China announced it was suspending cooperation with the United States in a joint cybersecurity task force over Monday's charges that officers stole trade secrets from major American companies. The Foreign Ministry demanded Washington withdraw the indictment.
In recent months, Washington has been increasingly critical of what it describes as provocative Chinese actions in pursuit of territorial claims in disputed seas in East Asia. For its part, Beijing complains that the Obama administration’s attempts to redirect its foreign policy toward Asia after a decade of war in the Middle East is emboldening China’s neighbors and causing tension.
U.S. officials previously accused China’s army and China-based hackers of launching attacks on American industrial and military targets, often to steal secrets or intellectual property. China has said that it faces a major threat from hackers, and the country’s military is believed to be among the biggest targets of the NSA and U.S. Cyber Command.
Qin echoed these allegations in his response to Washington Monday. “It is a fact known to all that relevant U.S. institutions have long been involved in large-scale and organized cybertheft as well as wiretapping and surveillance activities against foreign political leaders, companies and individuals,” he said.

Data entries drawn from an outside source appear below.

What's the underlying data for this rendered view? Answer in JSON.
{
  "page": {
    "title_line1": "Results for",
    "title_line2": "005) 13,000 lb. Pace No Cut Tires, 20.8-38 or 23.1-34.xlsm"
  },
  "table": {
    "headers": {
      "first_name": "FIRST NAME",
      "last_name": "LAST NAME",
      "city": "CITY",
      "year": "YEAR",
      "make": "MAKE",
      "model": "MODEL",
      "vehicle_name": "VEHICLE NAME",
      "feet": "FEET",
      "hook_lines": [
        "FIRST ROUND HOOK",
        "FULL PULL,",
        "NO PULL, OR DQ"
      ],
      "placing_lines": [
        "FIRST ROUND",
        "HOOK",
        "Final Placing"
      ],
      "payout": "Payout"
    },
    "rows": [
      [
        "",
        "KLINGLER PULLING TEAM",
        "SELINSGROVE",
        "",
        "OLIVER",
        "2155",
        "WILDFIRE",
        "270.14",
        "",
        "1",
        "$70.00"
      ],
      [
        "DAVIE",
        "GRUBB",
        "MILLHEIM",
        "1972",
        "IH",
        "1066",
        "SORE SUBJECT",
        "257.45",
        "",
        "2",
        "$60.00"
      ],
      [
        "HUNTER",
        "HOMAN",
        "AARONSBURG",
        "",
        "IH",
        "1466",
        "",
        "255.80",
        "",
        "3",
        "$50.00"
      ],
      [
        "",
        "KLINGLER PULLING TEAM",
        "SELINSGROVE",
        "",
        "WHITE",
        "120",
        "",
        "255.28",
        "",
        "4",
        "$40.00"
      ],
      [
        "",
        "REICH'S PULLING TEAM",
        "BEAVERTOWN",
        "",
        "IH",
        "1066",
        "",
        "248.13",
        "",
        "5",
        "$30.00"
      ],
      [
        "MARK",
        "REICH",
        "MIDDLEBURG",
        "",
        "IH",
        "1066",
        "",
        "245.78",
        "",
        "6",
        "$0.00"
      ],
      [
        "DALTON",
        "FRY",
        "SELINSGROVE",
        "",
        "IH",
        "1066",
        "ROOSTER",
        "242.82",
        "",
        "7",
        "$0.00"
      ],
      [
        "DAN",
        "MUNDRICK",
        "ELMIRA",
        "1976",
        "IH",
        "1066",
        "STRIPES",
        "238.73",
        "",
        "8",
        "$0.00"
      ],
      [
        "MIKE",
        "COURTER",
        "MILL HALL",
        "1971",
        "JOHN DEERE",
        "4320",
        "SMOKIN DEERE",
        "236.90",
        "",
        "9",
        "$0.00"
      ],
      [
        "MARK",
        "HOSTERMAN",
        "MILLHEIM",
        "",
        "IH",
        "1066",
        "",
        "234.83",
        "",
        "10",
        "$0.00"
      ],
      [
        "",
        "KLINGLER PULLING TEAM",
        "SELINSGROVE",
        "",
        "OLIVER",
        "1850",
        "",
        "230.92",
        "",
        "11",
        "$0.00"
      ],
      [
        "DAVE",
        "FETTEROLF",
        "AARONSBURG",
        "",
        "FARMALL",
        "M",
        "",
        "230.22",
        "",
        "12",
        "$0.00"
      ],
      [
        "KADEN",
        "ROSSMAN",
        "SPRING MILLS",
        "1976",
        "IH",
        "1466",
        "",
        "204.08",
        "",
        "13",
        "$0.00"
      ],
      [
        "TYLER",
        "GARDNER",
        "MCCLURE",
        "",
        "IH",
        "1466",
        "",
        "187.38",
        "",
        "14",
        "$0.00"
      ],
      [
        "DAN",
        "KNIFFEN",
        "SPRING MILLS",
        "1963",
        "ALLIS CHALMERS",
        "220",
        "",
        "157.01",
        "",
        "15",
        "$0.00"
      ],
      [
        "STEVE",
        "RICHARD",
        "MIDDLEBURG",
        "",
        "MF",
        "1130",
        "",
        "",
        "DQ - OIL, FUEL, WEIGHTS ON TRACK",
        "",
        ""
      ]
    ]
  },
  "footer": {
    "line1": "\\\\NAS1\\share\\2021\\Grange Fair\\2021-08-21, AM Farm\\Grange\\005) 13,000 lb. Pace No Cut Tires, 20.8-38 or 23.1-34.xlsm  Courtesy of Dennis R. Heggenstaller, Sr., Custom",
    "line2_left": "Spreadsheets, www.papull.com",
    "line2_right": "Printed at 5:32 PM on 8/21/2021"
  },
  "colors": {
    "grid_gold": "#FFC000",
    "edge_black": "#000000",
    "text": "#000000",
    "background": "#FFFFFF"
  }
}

“China is a victim of severe U.S. cybertheft, wiretapping and surveillance activities. Large amounts of publicly disclosed information show that relevant U.S. institutions have been conducting cyberintrusion, wiretapping and surveillance activities against Chinese government departments, institutions, companies, universities and individuals.”
Despite the pointed language, damage to U.S.-Chinese relations is likely to be limited, with little change in trade or military links, because Beijing realizes the indictment of the five officers is symbolic, said Shen Dingli, a director of the Center for American Studies at Shanghai's Fudan University. He has close ties to China's foreign policy establishment.

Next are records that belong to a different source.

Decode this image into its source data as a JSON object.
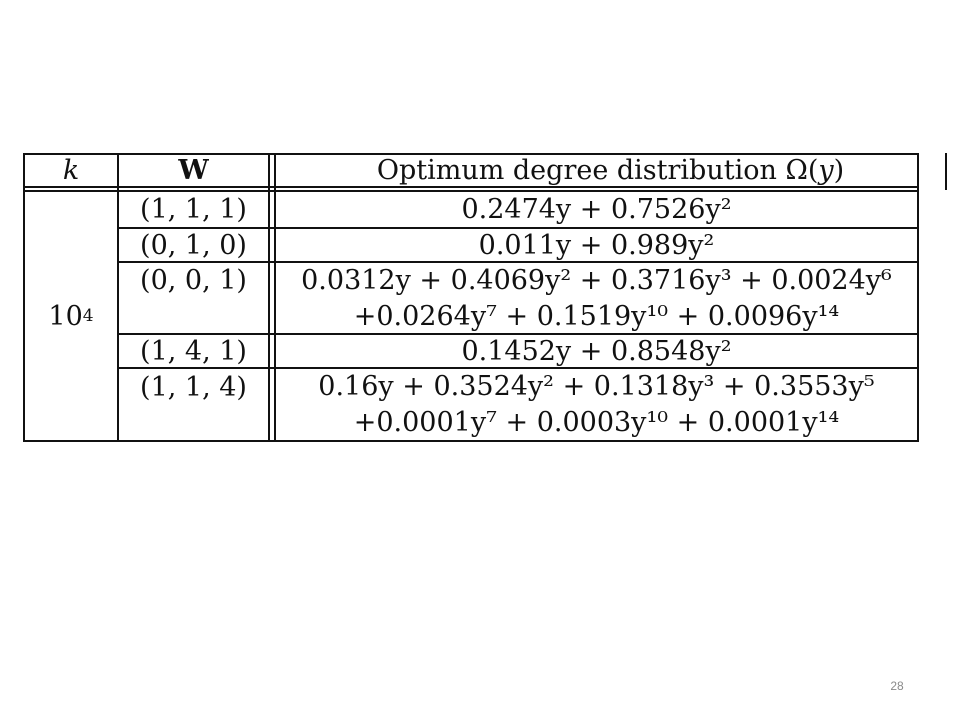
{
  "table": {
    "headers": {
      "k": "k",
      "w": "W",
      "omega_prefix": "Optimum degree distribution ",
      "omega_symbol": "Ω(",
      "omega_var": "y",
      "omega_close": ")"
    },
    "k_value_base": "10",
    "k_value_exp": "4",
    "rows": [
      {
        "w": "(1, 1, 1)",
        "omega_line1": "0.2474y + 0.7526y²",
        "omega_line2": ""
      },
      {
        "w": "(0, 1, 0)",
        "omega_line1": "0.011y + 0.989y²",
        "omega_line2": ""
      },
      {
        "w": "(0, 0, 1)",
        "omega_line1": "0.0312y + 0.4069y² + 0.3716y³ + 0.0024y⁶",
        "omega_line2": "+0.0264y⁷ + 0.1519y¹⁰ + 0.0096y¹⁴"
      },
      {
        "w": "(1, 4, 1)",
        "omega_line1": "0.1452y + 0.8548y²",
        "omega_line2": ""
      },
      {
        "w": "(1, 1, 4)",
        "omega_line1": "0.16y + 0.3524y² + 0.1318y³ + 0.3553y⁵",
        "omega_line2": "+0.0001y⁷ + 0.0003y¹⁰ + 0.0001y¹⁴"
      }
    ]
  },
  "slide_number": "28"
}
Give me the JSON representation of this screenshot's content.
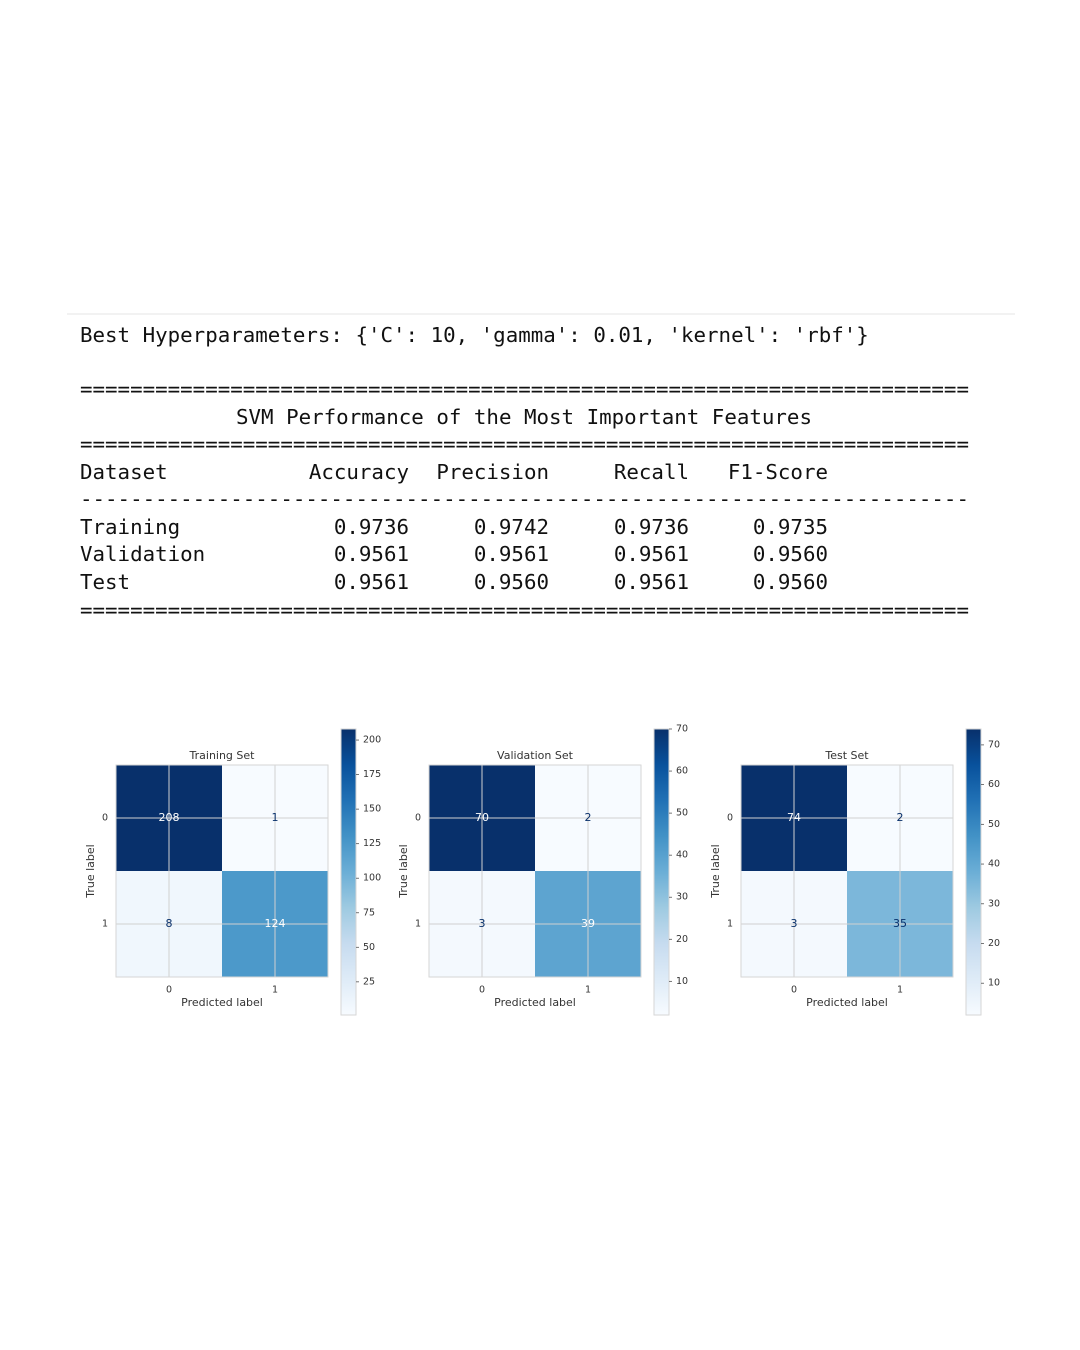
{
  "output": {
    "hyperparameters": "Best Hyperparameters: {'C': 10, 'gamma': 0.01, 'kernel': 'rbf'}",
    "rule_double": "=======================================================================",
    "rule_single": "-----------------------------------------------------------------------",
    "title": "SVM Performance of the Most Important Features",
    "table": {
      "header": [
        "Dataset",
        "Accuracy",
        "Precision",
        "Recall",
        "F1-Score"
      ],
      "rows": [
        [
          "Training",
          "0.9736",
          "0.9742",
          "0.9736",
          "0.9735"
        ],
        [
          "Validation",
          "0.9561",
          "0.9561",
          "0.9561",
          "0.9560"
        ],
        [
          "Test",
          "0.9561",
          "0.9560",
          "0.9561",
          "0.9560"
        ]
      ]
    }
  },
  "chart_data": [
    {
      "type": "heatmap",
      "title": "Training Set",
      "x_label": "Predicted label",
      "y_label": "True label",
      "x_categories": [
        "0",
        "1"
      ],
      "y_categories": [
        "0",
        "1"
      ],
      "values": [
        [
          208,
          1
        ],
        [
          8,
          124
        ]
      ],
      "clim": [
        1,
        208
      ],
      "cticks": [
        25,
        50,
        75,
        100,
        125,
        150,
        175,
        200
      ],
      "grid": true,
      "colormap": [
        "#f7fbff",
        "#deebf7",
        "#c6dbef",
        "#9ecae1",
        "#6baed6",
        "#4292c6",
        "#2171b5",
        "#08519c",
        "#08306b"
      ]
    },
    {
      "type": "heatmap",
      "title": "Validation Set",
      "x_label": "Predicted label",
      "y_label": "True label",
      "x_categories": [
        "0",
        "1"
      ],
      "y_categories": [
        "0",
        "1"
      ],
      "values": [
        [
          70,
          2
        ],
        [
          3,
          39
        ]
      ],
      "clim": [
        2,
        70
      ],
      "cticks": [
        10,
        20,
        30,
        40,
        50,
        60,
        70
      ],
      "grid": true,
      "colormap": [
        "#f7fbff",
        "#deebf7",
        "#c6dbef",
        "#9ecae1",
        "#6baed6",
        "#4292c6",
        "#2171b5",
        "#08519c",
        "#08306b"
      ]
    },
    {
      "type": "heatmap",
      "title": "Test Set",
      "x_label": "Predicted label",
      "y_label": "True label",
      "x_categories": [
        "0",
        "1"
      ],
      "y_categories": [
        "0",
        "1"
      ],
      "values": [
        [
          74,
          2
        ],
        [
          3,
          35
        ]
      ],
      "clim": [
        2,
        74
      ],
      "cticks": [
        10,
        20,
        30,
        40,
        50,
        60,
        70
      ],
      "grid": true,
      "colormap": [
        "#f7fbff",
        "#deebf7",
        "#c6dbef",
        "#9ecae1",
        "#6baed6",
        "#4292c6",
        "#2171b5",
        "#08519c",
        "#08306b"
      ]
    }
  ]
}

Beijing is unlikely to engage in tit-for-tat retaliation such as issuing its own indictments of American soldiers and probably will go ahead with plans to take part in U.S.-hosted naval exercises next month, Shen said. He said cybersecurity cooperation is likely to be suspended indefinitely, but that should have little impact because the joint group achieved little in its three meetings.
"Political, security and commercial espionage will always happen," Shen said. "The U.S. will keep spying on Chinese companies and leaders, so why can't China do the same?"
The Cabinet's Internet information agency said Chinese networks and websites have been the target of thousands of hacking attacks from computers in the United States.
In March, Beijing expressed “extreme concern” over reports by The New York Times that the NSA had secretly accessed the email archive of telecom giant Huawei, a major competitor of U.S.-based Cisco Systems.
U.S. officials maintained, in at least one anonymous comment to the press, that the intelligence operation was not economic espionage.
Last September, President Barack Obama discussed cybersecurity issues on the sidelines of a summit in St. Petersburg, Russia, with Chinese President Xi Jinping.
White House spokesman Ben Rhodes said at the time that Obama had addressed concerns about cyberthreats emanating from China. He said Obama told Xi the U.S. sees it not through the prism of security but out of concern over theft of trade secrets.
John Carlin, recently installed as the head of the Justice Department’s National Security Division, earlier this year cited prosecution of state-sponsored cyberthreats as a key goal for the Obama administration.
An FBI official last week told Reuters to expect multiple cybersecurity-related cases, including indictments and arrests, in the coming weeks.
In late March, Defense Secretary Chuck Hagel revealed that the Pentagon planned to more than triple its cybersecurity staff in the next few years to defend against Internet attacks that threaten national security.
Hagel’s comments at the National Security Agency headquarters in Fort Meade, Maryland, came as he prepared to visit China.
“Our nation’s reliance on cyberspace outpaces our cybersecurity,” Hagel said at the time. “Our nation confronts the proliferation of destructive malware and a new reality of steady, ongoing and aggressive efforts to probe, access or disrupt public and private networks and the industrial control systems that manage our water and our energy and our food supplies.”
The attempt to crack down on China cyberespionage comes a year after details of the scope of the Obama administration’s own state-sanctioned spying program was revealed as a part of the broader leaks by former National Security Agency contractor Edward Snowden.
Among the revelations from those leaks was a U.S. effort to spy on the leaders of some of its allies, including Germany and Brazil, which led to public outrage in both countries.